Blade Runner in Tokyo
What will the future hold for mankind? Will we be living alongside robotic beings that are so lifelike that they themselves do not even know that they are androids? In a similar vein to the Sci-fi cult movie, Blade Runner, that is exactly the premise of Binary Domain. Set in the year 2080, a team of soldiers known as a Rust Crew has been sent in to a futuristic Tokyo. They need to find and arrest Yoji Amada the creator of the outlawed Hollow Children, androids that are so human looking that even they don’t know that they’re robots.
Cast as American Dan Marshall, it is your job to find Amada. It won’t be easy though, as Amada is a man that doesn’t want to be found and puts waves upon waves of robotic impediments in your way. But thankfully, you don’t have to go it alone. To begin with, your friend Roy ‘Big Bo’ Boateng is at your side, but as you progress you meet up with other members of the supposedly covert operation. Throughout the game, you get to choose who you would like to take into combat with you, as many of the missions require the team to be split, with you leading one of the groups.
The third person shooter style works rather well. Although you only get to play as Dan, you can direct the other members of your current squad using a number of generic commands at your disposal. Asking your teammates to charge or regroup can really be a help, although, they won’t take too lightly to constant charging headlong into the enemy whilst you sit back in relative safety. And you can sit safely in most situations thanks to the cover system and the ample walls, crates and vehicles scattered through the landscapes.
The cover system is one of the better ones out there. Your character moves behind any object that he can hide behind when asked. Once in a covered position, Dan can move from side to side allowing him to shoot around either side of the object he is covering behind. But if you move out of cover too long, your robotic enemies are able to target you, so it pays to get back under cover after taking your shots. The enemy AI uses the cover nicely as well, hiding behind boxes and low walls just as you would. From their position, they will move to the side or stand up to get a shot at you, and this leaves them vulnerable.

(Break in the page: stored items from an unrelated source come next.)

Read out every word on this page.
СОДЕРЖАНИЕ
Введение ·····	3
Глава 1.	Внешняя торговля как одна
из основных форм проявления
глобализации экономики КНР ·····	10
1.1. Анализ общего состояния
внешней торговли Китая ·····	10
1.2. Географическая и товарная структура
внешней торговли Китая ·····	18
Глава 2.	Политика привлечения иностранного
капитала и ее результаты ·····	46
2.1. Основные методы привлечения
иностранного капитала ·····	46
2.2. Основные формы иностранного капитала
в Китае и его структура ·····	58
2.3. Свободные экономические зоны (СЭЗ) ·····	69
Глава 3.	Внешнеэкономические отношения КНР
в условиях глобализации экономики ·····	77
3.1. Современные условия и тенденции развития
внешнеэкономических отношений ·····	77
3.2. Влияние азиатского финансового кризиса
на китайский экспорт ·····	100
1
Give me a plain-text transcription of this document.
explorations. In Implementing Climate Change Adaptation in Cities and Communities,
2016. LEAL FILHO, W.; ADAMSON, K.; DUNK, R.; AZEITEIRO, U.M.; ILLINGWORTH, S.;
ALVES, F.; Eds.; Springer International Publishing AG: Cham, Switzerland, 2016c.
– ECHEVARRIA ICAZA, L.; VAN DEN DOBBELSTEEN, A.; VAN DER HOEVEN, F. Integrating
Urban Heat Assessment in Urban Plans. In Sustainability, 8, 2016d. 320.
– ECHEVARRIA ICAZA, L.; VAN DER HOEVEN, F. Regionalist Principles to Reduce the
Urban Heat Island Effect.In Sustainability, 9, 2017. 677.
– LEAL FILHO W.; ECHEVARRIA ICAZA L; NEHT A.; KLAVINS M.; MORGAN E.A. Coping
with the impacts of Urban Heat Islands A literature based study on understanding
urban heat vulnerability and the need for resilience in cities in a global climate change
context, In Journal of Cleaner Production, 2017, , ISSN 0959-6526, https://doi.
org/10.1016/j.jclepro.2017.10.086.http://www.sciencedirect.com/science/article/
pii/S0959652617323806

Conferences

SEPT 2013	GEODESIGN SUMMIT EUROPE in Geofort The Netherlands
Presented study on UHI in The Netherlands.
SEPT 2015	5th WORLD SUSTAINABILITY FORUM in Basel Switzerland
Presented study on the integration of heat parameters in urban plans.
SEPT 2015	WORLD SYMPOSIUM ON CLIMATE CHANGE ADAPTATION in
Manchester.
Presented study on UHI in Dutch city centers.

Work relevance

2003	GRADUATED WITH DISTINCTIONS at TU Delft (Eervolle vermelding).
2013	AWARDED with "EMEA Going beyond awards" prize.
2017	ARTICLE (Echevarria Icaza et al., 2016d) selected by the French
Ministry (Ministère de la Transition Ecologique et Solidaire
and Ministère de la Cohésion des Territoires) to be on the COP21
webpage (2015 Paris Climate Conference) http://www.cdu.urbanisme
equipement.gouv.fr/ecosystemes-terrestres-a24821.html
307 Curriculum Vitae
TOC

Hitting the scrap-heads, as Dan calls them, in various locations upon their bodies, can affect the outcome of a fire fight. A well placed headshot will confuse the robot, and it will then proceed to shoot at its allies. Shooting them in the legs will disable them somewhat, but just like the Terminator they’ll still crawl towards you and shoot at you (albeit it quite slowly) until you put an end to them permanently. Destroying the robots gains you a couple of rewards. Firstly, as with most shooters, they often leave excess ammo and weapons for you to pick up. But you also score credits which you can then spend at numerous vending-machine like panels. In a similar way to the Bioshock vending machines, you can spend your credits to top up ammo, purchase health packs or increase your weapon proficiency in a number of areas. Not only that, but you can increase the efficiency of your teammates.
Watching a headless robot shoot his teammates whilst watching other legless robots continue to crawl at you is a great feature.